I will be extending my urban research with Prof. Dan Katz as part of a team at Cornell University, with my role of mapping urban tree species to mitigate public health impacts.Â
Monthly changes in NDVI greenness (x) and land surface temperature reduction compared to impervious surfaces (y) across different urban vegetation types in the Santa Barbara, California urbanized area from 10 years of Landsat satellite data (Miller et al., 2022 ISPRS).
Seasonal changes and phenology
One of the primary responses to climate change is a shifting in the seasons, with warming temperatures throughout the year. This can affect the timing of how ecosystems take up carbon and provide ecosystem services in urban regions, to name a couple of examples that motivate my research.
In my postdoc research, I have investigated this relates the timing of ecosystem photosynthesis and drought response across different seasons (Miller et al. in prep). In my PhD, I compared how urban vegetation expressed drought response in different seasons in a Mediterranean climate, and compared this timing to the duration of drought conditions from a drought index (SPEI) (Miller et al., 2022 ISPRS). I focused on Landsat satellite-derived urban tree phenology (start of spring) in Boston during undergraduate research (Melaas et al., 2016).
Estimated summertime ecosystem photosynthesis (GPP) upscaled from eddy covariance and sap flux measurements using high spatial resolution satellite imagery (WorldView-2) around a tall eddy covariance tower in a suburban neighborhood of Minneapolis-St. Paul, Minnesota (Miller et al., 2018).
Carbon cycle
Quantifying the ability of the land surface to take up carbon from the atmosphere (e.g., vegetation photosynthesis) and estimating how much carbon it can and will be able to hold (e.g., biomass) are key goals related to climate change.
In my postdoc research, I am studying relationships between gross primary productivity (GPP, the initial product of ecosystem photosynthesis) and droughts using a network of eddy covariance flux tower data (Miller et al. in prep). I also estimated upscaled urban GPP rates at high spatial resolution during my master's thesis (Miller et al., 2018). Urban GPP has been understudied because urban vegetation is difficult to spatially resolve and then parameterize in global satellite observations, but forms a growing flux of carbon across the land surface as urban areas expand. I have also worked with labeling biomass changes due to fires, insects, clearcuts, etc. using Landsat satellite data (Kennedy et al. 2018).
Vegetation cover change due to drought in Los Angeles between 2013 and 2018, mapped using sub-pixel fractional cover from AVIRIS imagery and spatially aggregated to census tracts (Miller et al., 2022 Urban Climate).
Land cover change
The land surface is changing rapidly both as a result of the impacts of climate change and directly as a result of human activities.

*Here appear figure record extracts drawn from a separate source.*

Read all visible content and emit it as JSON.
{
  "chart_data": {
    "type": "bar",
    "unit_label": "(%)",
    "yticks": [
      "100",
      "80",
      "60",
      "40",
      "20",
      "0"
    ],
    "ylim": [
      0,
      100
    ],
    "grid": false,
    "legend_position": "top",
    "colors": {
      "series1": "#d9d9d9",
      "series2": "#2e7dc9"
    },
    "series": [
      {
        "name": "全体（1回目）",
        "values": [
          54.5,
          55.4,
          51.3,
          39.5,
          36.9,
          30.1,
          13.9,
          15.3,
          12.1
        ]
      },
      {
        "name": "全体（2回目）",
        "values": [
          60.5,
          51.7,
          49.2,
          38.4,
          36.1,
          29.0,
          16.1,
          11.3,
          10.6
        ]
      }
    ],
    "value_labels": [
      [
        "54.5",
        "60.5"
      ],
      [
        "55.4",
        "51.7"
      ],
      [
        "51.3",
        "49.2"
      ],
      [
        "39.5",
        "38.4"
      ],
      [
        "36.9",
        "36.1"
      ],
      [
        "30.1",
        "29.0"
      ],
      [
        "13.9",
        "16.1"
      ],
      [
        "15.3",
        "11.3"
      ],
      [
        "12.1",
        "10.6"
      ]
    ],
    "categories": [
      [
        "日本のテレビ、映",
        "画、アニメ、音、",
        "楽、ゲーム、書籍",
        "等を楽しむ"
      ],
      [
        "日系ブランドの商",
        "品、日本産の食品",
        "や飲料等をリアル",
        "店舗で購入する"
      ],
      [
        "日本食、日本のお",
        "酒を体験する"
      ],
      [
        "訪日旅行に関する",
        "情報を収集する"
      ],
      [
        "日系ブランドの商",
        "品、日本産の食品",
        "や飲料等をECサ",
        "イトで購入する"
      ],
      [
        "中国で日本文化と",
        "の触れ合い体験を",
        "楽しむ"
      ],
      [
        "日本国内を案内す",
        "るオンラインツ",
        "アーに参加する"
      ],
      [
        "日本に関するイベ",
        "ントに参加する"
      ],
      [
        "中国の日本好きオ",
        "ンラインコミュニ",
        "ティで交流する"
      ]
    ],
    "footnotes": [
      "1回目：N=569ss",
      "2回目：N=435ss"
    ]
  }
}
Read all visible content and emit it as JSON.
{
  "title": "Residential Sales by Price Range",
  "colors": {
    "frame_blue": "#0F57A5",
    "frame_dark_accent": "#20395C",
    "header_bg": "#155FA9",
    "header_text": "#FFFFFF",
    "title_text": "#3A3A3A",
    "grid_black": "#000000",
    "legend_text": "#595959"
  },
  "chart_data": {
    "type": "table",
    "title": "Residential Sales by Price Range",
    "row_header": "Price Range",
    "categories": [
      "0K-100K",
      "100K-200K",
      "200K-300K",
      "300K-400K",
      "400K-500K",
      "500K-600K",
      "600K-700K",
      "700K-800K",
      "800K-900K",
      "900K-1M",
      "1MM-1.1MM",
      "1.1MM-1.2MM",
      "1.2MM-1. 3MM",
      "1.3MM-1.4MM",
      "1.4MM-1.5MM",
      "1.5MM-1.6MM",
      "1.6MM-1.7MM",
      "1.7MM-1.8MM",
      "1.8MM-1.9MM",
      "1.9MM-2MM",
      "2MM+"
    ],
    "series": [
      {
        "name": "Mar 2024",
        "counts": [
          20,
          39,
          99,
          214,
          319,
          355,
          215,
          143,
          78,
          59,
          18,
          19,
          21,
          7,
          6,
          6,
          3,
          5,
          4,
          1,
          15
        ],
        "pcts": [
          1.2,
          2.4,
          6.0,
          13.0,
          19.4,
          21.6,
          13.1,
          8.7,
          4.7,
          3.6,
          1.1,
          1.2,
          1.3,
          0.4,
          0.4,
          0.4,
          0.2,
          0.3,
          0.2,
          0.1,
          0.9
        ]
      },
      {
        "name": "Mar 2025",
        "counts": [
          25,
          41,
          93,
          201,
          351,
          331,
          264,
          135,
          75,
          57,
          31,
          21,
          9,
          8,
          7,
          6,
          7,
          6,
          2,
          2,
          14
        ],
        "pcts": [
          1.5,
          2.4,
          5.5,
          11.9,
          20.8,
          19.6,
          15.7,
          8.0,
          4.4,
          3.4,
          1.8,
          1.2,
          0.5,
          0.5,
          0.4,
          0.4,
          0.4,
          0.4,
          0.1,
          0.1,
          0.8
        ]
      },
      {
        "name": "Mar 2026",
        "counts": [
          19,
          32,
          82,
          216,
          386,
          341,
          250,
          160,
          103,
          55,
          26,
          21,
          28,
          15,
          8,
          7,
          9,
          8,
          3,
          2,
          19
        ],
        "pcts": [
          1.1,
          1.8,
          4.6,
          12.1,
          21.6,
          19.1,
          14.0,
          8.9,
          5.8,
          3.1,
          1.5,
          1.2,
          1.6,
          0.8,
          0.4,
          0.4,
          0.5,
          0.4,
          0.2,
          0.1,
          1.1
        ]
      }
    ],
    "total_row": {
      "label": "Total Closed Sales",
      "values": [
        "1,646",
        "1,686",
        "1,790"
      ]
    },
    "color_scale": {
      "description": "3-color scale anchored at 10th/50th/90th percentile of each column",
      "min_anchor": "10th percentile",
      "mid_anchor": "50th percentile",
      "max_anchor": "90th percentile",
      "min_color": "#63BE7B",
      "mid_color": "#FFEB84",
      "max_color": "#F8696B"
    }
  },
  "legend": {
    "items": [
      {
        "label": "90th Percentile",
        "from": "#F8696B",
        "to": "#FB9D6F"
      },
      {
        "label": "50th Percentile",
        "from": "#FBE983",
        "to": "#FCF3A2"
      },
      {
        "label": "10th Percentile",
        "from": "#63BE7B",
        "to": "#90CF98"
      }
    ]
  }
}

In my PhD research, I evaluated how tree and grass cover changed across Los Angeles during 2013-2018, a period marked by exceptionally severe droughts (Miller et al., 2022 Urban Climate). This study used a time series of rarely-available annual data from hyperspectral imagery, allowing for separation of trees, grass, non-photosynthetic vegetation (NPV, or dead vegetation), and non-vegetated urban surfaces at the sub-pixel scale.
I have also worked with land cover change attribution from Landsat imagery across the west coast of the US, using random forest models as part of the Landtrendr project (Kennedy et al. 2018).